Fino al 28 gennaio, presso la Kunsthalle di Monaco di Baviera (nella Theatinerstrasse n.8) risplendono i ceselli artistici della mostra “Gut · Wahr · Schön – Meisterwerke des Pariser Salons aus dem Musée d’Orsay” (II Buono, il Vero, il Bello: capolavori della pittura del Salon del Museo d’Orsay), realizzata con la collaborazione del Musée d’Orsay e l’Institut français a Monaco.
La mostra raccoglie le opere dei più quotati artisti che ebbero modo di esporre le proprie opere al Salon de Parisdalla sua inaugurazione, avvenuta per volontà di re Luigi XIV (prima con cadenza biennale e in seguito annuale).
A partire dal 1725, l’esposizione ebbe luogo nel Salon Carré del Louvre e, sebbene i grandi cambiamenti sociali e la nazionalizzazione del Salon dopo la Rivoluzione Francese(1789) imposero alla gestione una grande cambiamento, la giuria troppo potente scelse per tutto il diciannovesimo secolo quali artisti ammettere o meno. Condizionando in questo modo i temi e la produzioni artistica.
Per molto tempo fu richiesto agli artisti di dimostrare la loro competenza tecnica, in particolare con rappresentazioni di grande formato e ambiziose riproduzioni di scene mitologie, bibliche e storiche. Il Buono, il Vero e il Bello, così come recita il titolo della mostra, sono dunque ancora in un primo momento confinati al culto della storia e della religione (e della politica). Nella seconda metà del 1800 avvenne tuttavia una rivoluzione: artisti importanti e celebrati come Jean-Léon Gérôme (1824–1904), Alexandre Cabanel (1823–1889) e William Bouguereau (1825–1905), iniziarono a concentrare la loro attenzione e il loro sforzi verso tematiche, linee e gusti più borghesi e meno ingessati.

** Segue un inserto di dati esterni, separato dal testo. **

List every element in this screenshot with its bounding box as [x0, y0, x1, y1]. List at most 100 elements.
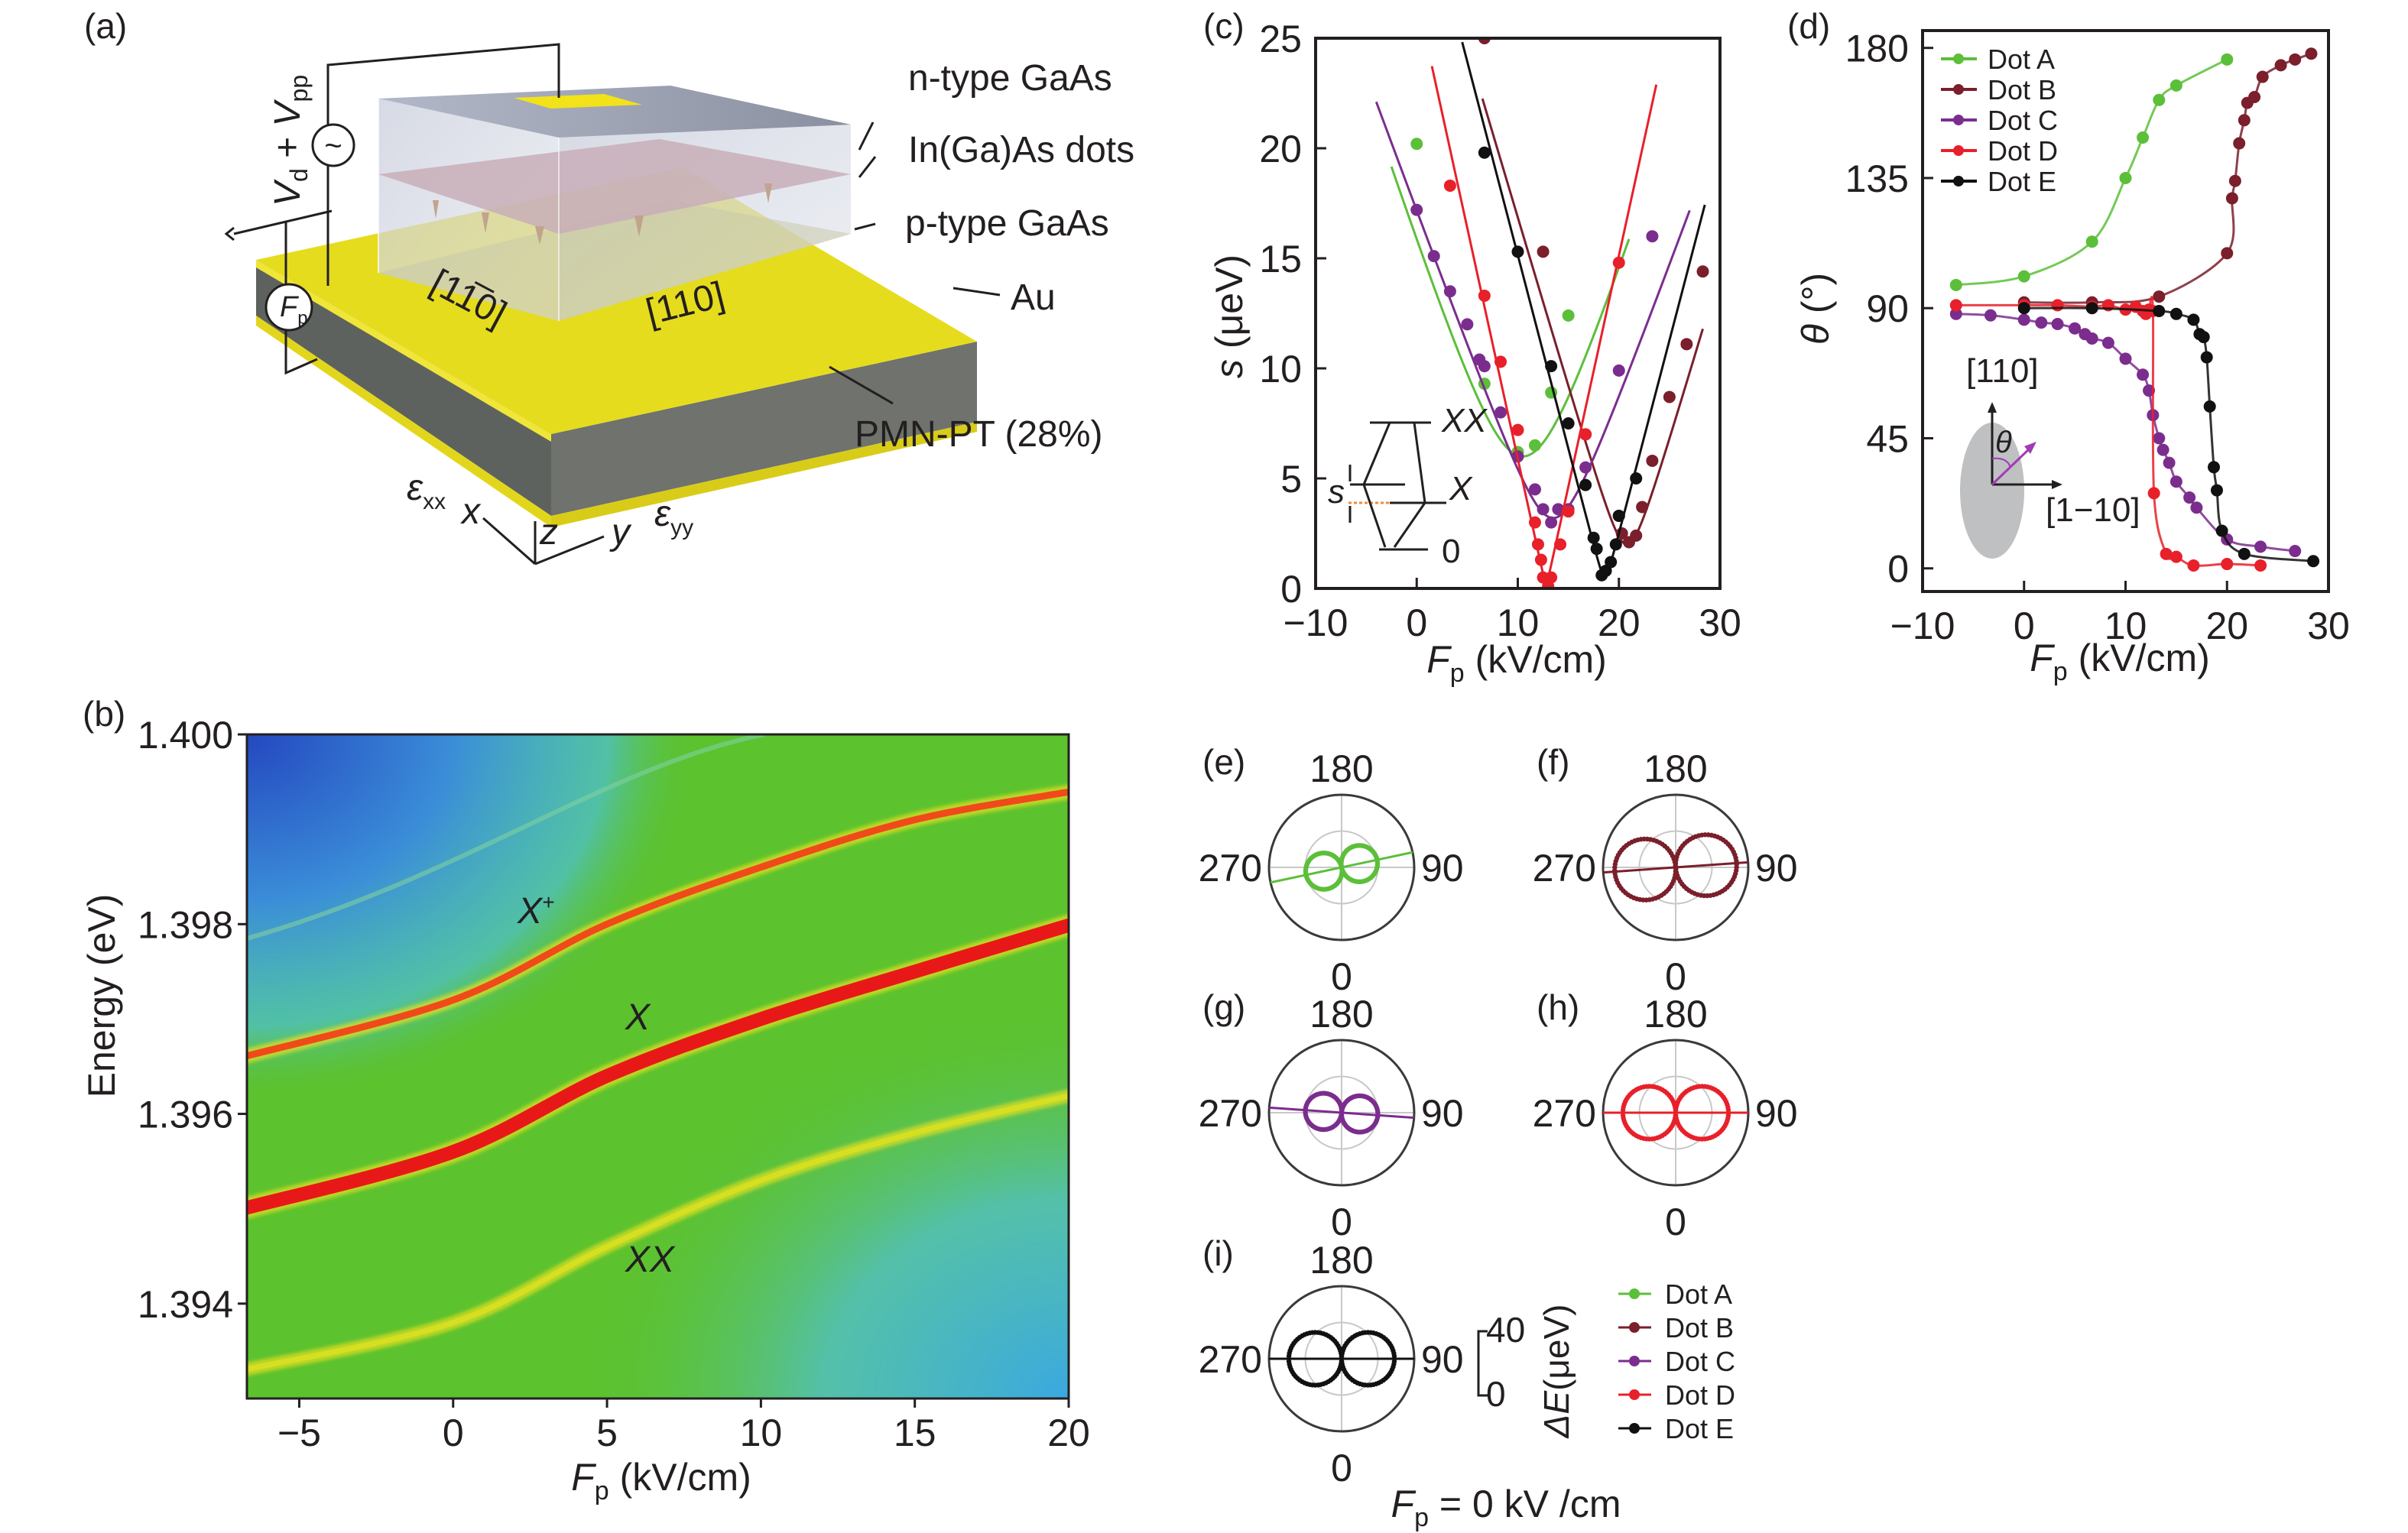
- legend-item-dot-b: Dot B: [1941, 74, 2056, 105]
- legend-item-dot-c: Dot C: [1941, 105, 2058, 136]
- data-point: [1531, 538, 1544, 551]
- legend-marker: [1953, 84, 1964, 95]
- data-point: [2101, 336, 2114, 349]
- b-x-tick-label: 20: [1047, 1411, 1090, 1454]
- angle-label-180: 180: [1644, 993, 1707, 1036]
- data-point: [1562, 505, 1575, 518]
- angle-label-0: 0: [1665, 1201, 1686, 1243]
- legend-label: Dot C: [1988, 105, 2058, 136]
- angle-label-90: 90: [1755, 1092, 1798, 1135]
- data-point: [2215, 524, 2228, 537]
- angle-label-0: 0: [1665, 955, 1686, 998]
- label-au: Au: [1011, 277, 1056, 318]
- legend-label: Dot C: [1665, 1346, 1735, 1377]
- c-x-tick-label: 30: [1699, 601, 1741, 644]
- data-point: [2210, 484, 2223, 497]
- data-point: [2221, 558, 2234, 571]
- data-point: [2085, 332, 2098, 345]
- data-point: [2085, 235, 2098, 248]
- inset-label-x: X: [1449, 470, 1473, 507]
- legend-label: Dot D: [1665, 1379, 1735, 1411]
- data-point: [2160, 547, 2173, 560]
- polar-plot-i: (i) 180 0 270 90: [1199, 1233, 1464, 1489]
- au-edge: [256, 260, 551, 442]
- data-point: [1478, 146, 1491, 159]
- data-point: [1562, 417, 1575, 429]
- data-point: [2069, 322, 2082, 335]
- top-contact: [514, 94, 642, 109]
- angle-label-0: 0: [1331, 1447, 1352, 1489]
- faint-line: [247, 734, 765, 941]
- data-point: [1478, 360, 1491, 373]
- data-point: [2153, 93, 2166, 106]
- angle-label-0: 0: [1331, 955, 1352, 998]
- data-point: [2238, 547, 2251, 560]
- fit-line-dot-a: [1390, 166, 1631, 458]
- data-point: [2169, 307, 2182, 320]
- angle-label-180: 180: [1644, 747, 1707, 790]
- legend-label: Dot B: [1665, 1312, 1734, 1343]
- data-point: [2169, 475, 2182, 488]
- polar-plot-f: (f) 180 0 270 90: [1533, 742, 1798, 998]
- b-y-tick-label: 1.400: [138, 714, 233, 757]
- c-y-tick-label: 15: [1259, 238, 1302, 280]
- n-gaas-top: [378, 86, 851, 138]
- data-point: [1528, 439, 1541, 452]
- dot-ellipse: [1960, 423, 2024, 559]
- b-x-tick-label: 0: [443, 1411, 464, 1454]
- data-point: [1494, 406, 1507, 419]
- d-x-tick-label: 20: [2205, 604, 2248, 647]
- panel-label-d: (d): [1787, 6, 1830, 46]
- data-point: [1461, 318, 1474, 331]
- data-point: [2147, 487, 2160, 500]
- label-eps-yy: εyy: [654, 494, 693, 540]
- data-point: [2137, 131, 2150, 144]
- data-point: [2153, 305, 2166, 317]
- data-point: [1562, 309, 1575, 322]
- legend-item-dot-d: Dot D: [1941, 135, 2058, 167]
- data-point: [2169, 79, 2182, 92]
- data-point: [2051, 299, 2064, 312]
- data-point: [1646, 454, 1659, 467]
- data-point: [2207, 461, 2220, 474]
- panel-label-h: (h): [1537, 987, 1579, 1027]
- data-point: [2307, 555, 2320, 568]
- data-point: [2221, 247, 2234, 260]
- data-point: [2248, 91, 2261, 104]
- c-x-tick-label: 20: [1598, 601, 1640, 644]
- b-x-tick-label: 5: [596, 1411, 618, 1454]
- data-point: [1612, 364, 1625, 377]
- data-point: [2156, 443, 2169, 456]
- angle-label-270: 270: [1199, 1092, 1262, 1135]
- legend-item-dot-a: Dot A: [1941, 44, 2055, 75]
- data-point: [1696, 265, 1709, 278]
- angle-label-270: 270: [1199, 1338, 1262, 1381]
- data-point: [1545, 516, 1558, 529]
- data-point: [1528, 516, 1541, 529]
- data-point: [2017, 270, 2030, 283]
- data-point: [2256, 70, 2269, 83]
- b-y-tick-label: 1.394: [138, 1283, 233, 1326]
- label-p-type-gaas: p-type GaAs: [905, 203, 1109, 244]
- polar-legend-item-dot-a: Dot A: [1618, 1279, 1732, 1310]
- legend-marker: [1953, 176, 1964, 186]
- b-y-tick-label: 1.398: [138, 903, 233, 946]
- data-point: [2017, 302, 2030, 315]
- data-point: [2187, 313, 2200, 326]
- fit-line-dot-e: [1461, 41, 1706, 579]
- polar-legend-item-dot-c: Dot C: [1618, 1346, 1735, 1377]
- legend-marker: [1953, 145, 1964, 156]
- polar-outer-circle: [1602, 793, 1750, 942]
- d-y-tick-label: 135: [1845, 157, 1909, 200]
- d-y-tick-label: 0: [1887, 548, 1909, 591]
- data-point: [1984, 309, 1997, 322]
- angle-label-90: 90: [1421, 847, 1464, 890]
- c-y-tick-label: 5: [1280, 458, 1302, 501]
- angle-label-0: 0: [1331, 1201, 1352, 1243]
- fit-line-dot-b: [1481, 98, 1704, 546]
- angle-label-180: 180: [1309, 747, 1373, 790]
- angle-label-90: 90: [1421, 1092, 1464, 1135]
- data-point: [2203, 400, 2216, 413]
- data-point: [2305, 47, 2318, 60]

Ed è così che l’eterna lotta fra gli dei dell’Olimpo fu ricondotta a pose, colori ed espressioni umane. La quotidianità nell’antica Grecia di Gérôme fu resa nel Combattimento fra galli (1864), mentre Dante e Virgilio furono ritratti da Bouguereau nella decima bolgia dell’ottavo cerchio (canto XXX dell’Inferno, i falsari), davanti alla omoerotica scena di Gianni Schicci e Capocchio intrecciati in una ferale lotta. La Nascita di Venere del medesimo autore risultò essere terrena e fu considerata troppo “spinta” per i colori e la sensualità tutta umana, più vicina a una pin-up che a una dea.
Il Perseo di Joseph Blanc divenne un dio col copricapo prezioso e la muscolatura concreta, mentre la sua Medusaesibiva un urlo lacerante e una capigliatura degna di una primadonna del teatro. La stessa fisicità la mise Léon Bonnat nel ritratto di Madam Pasca, con il suo ricciolo ribelle sulla fronte, fra Elena di Sparta e la fotografia di scena.
La mostra mette in scena con eleganza un paradiso perduto di istanze, classicismi e rivoluzioni: da una concezione conformista di bello fino alla sua graduale erosione che spalancherà – a grandi linee – le porte alla Société Nationale des Beaux-Arts.